21. Kitty Pryde, “Okay Cupid”
The smartest songwriter to rhyme “hooligan” and “fool again” since Peter Criss. And I love the way she shrugs off punch lines like “It’s my party, couldn’t cry if I wanted to.”
22. Usher featuring Rick Ross, “Lemme See”
The toughest part of being an Usher groupie has to be keeping a straight face every time he asks, “What you gon’ do to me?” Dude, she took off her skirt back in the first verse.
23. Grimes, “Oblivion”
This is EDM, as in Early Depeche Mode, except even weirder because the singer is a doo-wop art girl who hates feeling miserable but realizes getting better might take a while. She also might be planning to axe-murder her next boyfriend, but they can work that out.

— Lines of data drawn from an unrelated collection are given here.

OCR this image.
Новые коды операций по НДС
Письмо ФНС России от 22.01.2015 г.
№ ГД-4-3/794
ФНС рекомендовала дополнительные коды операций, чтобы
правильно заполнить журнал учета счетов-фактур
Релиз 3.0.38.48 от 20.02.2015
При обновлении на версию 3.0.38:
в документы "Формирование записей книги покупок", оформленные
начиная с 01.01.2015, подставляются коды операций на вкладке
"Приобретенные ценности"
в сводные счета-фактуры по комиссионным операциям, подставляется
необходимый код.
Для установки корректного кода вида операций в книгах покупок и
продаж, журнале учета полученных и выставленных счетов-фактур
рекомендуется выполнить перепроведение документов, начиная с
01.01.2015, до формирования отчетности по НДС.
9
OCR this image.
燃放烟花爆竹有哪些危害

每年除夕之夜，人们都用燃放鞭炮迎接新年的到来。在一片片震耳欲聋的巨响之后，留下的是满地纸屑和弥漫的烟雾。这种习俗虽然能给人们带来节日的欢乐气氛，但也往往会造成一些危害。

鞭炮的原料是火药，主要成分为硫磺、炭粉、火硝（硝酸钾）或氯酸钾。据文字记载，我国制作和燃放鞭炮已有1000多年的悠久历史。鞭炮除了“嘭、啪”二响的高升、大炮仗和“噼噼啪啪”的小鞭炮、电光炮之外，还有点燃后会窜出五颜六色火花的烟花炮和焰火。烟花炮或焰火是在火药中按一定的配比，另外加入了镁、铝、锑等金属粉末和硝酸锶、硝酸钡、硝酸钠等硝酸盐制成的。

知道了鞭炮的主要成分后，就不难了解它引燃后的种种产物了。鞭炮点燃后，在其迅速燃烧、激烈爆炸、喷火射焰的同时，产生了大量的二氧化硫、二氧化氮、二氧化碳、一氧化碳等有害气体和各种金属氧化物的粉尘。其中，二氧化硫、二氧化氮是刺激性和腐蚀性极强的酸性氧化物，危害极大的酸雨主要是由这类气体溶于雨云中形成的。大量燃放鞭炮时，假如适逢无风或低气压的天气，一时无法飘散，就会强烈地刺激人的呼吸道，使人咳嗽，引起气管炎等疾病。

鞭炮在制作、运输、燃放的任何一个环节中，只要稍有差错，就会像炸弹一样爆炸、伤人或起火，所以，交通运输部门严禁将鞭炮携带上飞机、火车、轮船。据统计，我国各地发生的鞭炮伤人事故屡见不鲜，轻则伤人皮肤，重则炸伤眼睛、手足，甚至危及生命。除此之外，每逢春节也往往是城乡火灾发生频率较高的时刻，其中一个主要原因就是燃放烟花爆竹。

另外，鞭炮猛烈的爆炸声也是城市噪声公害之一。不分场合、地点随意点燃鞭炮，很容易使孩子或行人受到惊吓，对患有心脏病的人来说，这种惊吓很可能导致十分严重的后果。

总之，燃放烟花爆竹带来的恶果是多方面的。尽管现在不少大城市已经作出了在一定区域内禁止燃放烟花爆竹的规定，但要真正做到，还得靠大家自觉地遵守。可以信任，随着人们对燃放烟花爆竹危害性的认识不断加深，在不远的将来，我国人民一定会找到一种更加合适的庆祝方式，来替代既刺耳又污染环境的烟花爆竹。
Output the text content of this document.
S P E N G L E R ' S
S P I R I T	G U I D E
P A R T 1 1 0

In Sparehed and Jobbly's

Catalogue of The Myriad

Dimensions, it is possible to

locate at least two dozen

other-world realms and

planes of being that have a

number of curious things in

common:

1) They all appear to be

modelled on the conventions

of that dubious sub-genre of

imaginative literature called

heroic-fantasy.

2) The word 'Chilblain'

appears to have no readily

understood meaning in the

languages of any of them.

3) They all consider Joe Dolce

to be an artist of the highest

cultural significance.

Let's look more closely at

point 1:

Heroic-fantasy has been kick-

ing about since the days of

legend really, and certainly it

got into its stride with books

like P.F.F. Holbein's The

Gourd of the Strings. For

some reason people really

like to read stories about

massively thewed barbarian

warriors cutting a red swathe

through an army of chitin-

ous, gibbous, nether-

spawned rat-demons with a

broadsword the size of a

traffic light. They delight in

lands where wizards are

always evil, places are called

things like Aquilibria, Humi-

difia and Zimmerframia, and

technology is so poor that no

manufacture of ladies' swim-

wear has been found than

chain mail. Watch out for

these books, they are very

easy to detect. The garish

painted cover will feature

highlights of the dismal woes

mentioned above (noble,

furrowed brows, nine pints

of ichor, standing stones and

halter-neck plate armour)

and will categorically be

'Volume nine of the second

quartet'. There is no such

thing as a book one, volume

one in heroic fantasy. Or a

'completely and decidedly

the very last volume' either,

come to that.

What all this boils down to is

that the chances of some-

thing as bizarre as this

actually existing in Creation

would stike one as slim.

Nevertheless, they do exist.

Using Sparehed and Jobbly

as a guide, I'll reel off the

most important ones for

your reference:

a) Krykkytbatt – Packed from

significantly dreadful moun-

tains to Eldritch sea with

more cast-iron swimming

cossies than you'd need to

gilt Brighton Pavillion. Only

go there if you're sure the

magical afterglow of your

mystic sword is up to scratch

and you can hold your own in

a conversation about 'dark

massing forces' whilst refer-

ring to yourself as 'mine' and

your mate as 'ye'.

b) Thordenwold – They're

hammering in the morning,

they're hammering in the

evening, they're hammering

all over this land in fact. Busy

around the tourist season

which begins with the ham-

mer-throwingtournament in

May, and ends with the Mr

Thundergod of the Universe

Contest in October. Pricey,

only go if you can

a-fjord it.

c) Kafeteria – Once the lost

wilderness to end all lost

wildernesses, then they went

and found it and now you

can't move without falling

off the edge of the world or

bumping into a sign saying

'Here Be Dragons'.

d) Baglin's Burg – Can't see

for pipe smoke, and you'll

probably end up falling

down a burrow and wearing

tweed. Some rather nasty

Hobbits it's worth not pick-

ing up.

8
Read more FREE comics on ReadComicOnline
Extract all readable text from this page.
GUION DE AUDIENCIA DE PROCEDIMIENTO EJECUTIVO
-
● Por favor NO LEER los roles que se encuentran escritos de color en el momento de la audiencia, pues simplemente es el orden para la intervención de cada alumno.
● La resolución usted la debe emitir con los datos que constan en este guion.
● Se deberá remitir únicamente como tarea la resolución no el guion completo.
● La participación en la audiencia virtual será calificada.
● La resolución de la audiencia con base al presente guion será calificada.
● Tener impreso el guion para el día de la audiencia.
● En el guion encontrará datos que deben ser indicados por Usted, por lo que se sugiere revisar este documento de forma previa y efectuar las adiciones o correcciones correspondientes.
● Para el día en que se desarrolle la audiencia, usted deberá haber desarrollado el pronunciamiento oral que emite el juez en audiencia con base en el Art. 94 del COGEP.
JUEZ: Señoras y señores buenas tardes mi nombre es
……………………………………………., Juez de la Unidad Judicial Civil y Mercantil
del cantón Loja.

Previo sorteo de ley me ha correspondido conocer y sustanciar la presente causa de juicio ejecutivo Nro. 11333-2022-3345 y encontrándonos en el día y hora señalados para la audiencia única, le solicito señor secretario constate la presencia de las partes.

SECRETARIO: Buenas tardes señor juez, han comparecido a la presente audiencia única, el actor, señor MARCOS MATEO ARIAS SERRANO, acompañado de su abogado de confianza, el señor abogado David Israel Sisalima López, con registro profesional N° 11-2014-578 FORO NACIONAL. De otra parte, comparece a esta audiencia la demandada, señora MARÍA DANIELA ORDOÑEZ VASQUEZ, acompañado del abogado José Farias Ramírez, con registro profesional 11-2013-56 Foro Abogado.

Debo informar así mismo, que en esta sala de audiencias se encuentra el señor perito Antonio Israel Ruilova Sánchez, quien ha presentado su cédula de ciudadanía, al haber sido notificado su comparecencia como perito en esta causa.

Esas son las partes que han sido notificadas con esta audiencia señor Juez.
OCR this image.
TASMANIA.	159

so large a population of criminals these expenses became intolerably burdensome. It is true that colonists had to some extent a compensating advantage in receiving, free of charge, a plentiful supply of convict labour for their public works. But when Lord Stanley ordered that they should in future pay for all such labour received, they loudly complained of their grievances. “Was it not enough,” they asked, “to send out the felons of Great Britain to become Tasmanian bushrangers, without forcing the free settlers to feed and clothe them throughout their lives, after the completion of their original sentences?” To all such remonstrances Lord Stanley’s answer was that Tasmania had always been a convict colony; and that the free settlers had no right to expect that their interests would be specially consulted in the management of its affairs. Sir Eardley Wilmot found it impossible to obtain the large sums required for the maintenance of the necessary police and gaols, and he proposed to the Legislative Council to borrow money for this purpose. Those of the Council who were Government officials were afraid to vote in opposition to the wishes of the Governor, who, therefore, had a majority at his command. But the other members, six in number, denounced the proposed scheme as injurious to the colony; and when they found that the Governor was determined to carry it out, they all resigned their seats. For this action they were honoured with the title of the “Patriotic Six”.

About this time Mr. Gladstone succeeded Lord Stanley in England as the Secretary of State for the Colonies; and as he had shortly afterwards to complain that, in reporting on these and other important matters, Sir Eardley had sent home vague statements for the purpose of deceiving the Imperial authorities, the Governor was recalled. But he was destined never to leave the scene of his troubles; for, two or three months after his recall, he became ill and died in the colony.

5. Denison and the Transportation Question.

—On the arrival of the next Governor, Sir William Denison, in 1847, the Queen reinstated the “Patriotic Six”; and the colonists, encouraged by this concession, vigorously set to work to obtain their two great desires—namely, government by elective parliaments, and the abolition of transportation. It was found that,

24. Bruce Springsteen, “Wrecking Ball”
The first time I heard him sing this, on his 2009 tour, he had Clarence Clemons right there next to him. By the time he released it this spring, it was a different song, just because his friend was gone. Songs change that way, and that ends up being what this song is about, the way Springsteen sings it now – a ghost story. Every love story is a ghost story, if it lasts long enough.
25. One Direction, “What Makes You Beautiful”
Oh girl – people see no worth in you, but Harry Styles does. And when he compliments you on the way you flip your hair, it’s praise from a true master. Somewhere, Davy Jones is smiling.